But hydrogen skeptics point out nobody has really yet figured out how to produce hydrogen from renewable resources on a commercial scale. Testing in labs have yielded viable hopes of a future zero-emission source for hydrogen, but for now the element is currently harvested using natural gas and coal, though a process of electrolysis that harvests hydrogen from water. The hydrogen is then mixed with oxygen in a fuel cell stack to produce electricity that powers a car’s electric drivetrain.

Electricity on the other hand is already being produced in some parts of the world where natural resources – namely a mix of geothermal, hydro-electric, wind, solar and nuclear – allow local grids to be powered partially or fully without fossil fuels.

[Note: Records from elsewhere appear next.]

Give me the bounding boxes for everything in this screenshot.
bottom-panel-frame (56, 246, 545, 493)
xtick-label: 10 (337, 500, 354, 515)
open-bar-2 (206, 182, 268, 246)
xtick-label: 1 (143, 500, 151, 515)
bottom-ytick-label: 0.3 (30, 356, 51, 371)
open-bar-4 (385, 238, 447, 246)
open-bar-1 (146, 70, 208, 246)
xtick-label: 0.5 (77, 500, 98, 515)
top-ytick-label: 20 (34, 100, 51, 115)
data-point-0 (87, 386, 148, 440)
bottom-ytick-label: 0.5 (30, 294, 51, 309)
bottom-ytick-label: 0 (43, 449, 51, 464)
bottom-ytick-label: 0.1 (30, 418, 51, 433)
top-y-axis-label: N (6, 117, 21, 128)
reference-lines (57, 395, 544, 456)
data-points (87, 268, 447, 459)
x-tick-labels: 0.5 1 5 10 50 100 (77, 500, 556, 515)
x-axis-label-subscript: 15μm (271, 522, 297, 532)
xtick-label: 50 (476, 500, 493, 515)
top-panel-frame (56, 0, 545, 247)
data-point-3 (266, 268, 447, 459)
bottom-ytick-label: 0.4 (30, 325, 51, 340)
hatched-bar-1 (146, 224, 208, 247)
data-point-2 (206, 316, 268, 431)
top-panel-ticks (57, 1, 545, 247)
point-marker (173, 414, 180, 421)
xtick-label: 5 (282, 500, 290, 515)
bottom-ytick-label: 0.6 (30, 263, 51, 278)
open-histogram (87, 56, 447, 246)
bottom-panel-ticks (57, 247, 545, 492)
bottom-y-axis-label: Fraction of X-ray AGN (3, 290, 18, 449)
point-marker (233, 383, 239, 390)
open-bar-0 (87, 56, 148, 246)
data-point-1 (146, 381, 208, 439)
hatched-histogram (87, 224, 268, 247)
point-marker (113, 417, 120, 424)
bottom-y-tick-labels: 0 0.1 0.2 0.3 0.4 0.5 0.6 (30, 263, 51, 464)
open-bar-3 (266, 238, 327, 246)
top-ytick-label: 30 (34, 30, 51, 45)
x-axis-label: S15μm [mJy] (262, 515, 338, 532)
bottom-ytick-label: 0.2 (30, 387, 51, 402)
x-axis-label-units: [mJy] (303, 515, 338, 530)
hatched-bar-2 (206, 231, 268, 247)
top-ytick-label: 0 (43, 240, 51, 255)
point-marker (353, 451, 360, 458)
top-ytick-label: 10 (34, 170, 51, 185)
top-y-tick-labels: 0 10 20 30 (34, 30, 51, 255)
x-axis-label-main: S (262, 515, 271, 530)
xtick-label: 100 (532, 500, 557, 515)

One of the most vocal skeptics of hydrogen is Tesla Motors CEO Elon Musk. He’s made numerous (and sometimes colorful) comments in the past about the technology.

Speaking at the at the Automotive News World Congress in Detroit last month, Musk explained in detail why he thinks hydrogen has no future in cars:

“Electrolysis is extremely inefficient as an energy process . . . if you, say, took a solar panel and use the energy from that to just charge a battery pack directly, compared to try to split water, take the hydrogen, dump the oxygen, compress the hydrogen to an extremely high pressure (or liquefy it) and then put it in a car and run a fuel-cell, it is about half the efficiency, it’s terrible. Why would you do that? It makes no sense.”

Carter Driscoll, Tesla senior analyst of investment bank MLV & Co., said in a telephone interview after Tesla’s quarterly report earlier this month that it’s no surprise the man who wants to electrify the automotive industry would be a vocal critic of hydrogen.

“You would expect Musk to make these comments about hydrogen, considering he’s selling an electric car,” he said. “His mindset has always been getting away from fossil fuels. He sees putting charging infrastructure in your garage and putting an electric storage unit in your basement. He wants to change the way energy is collected and stored in this country.”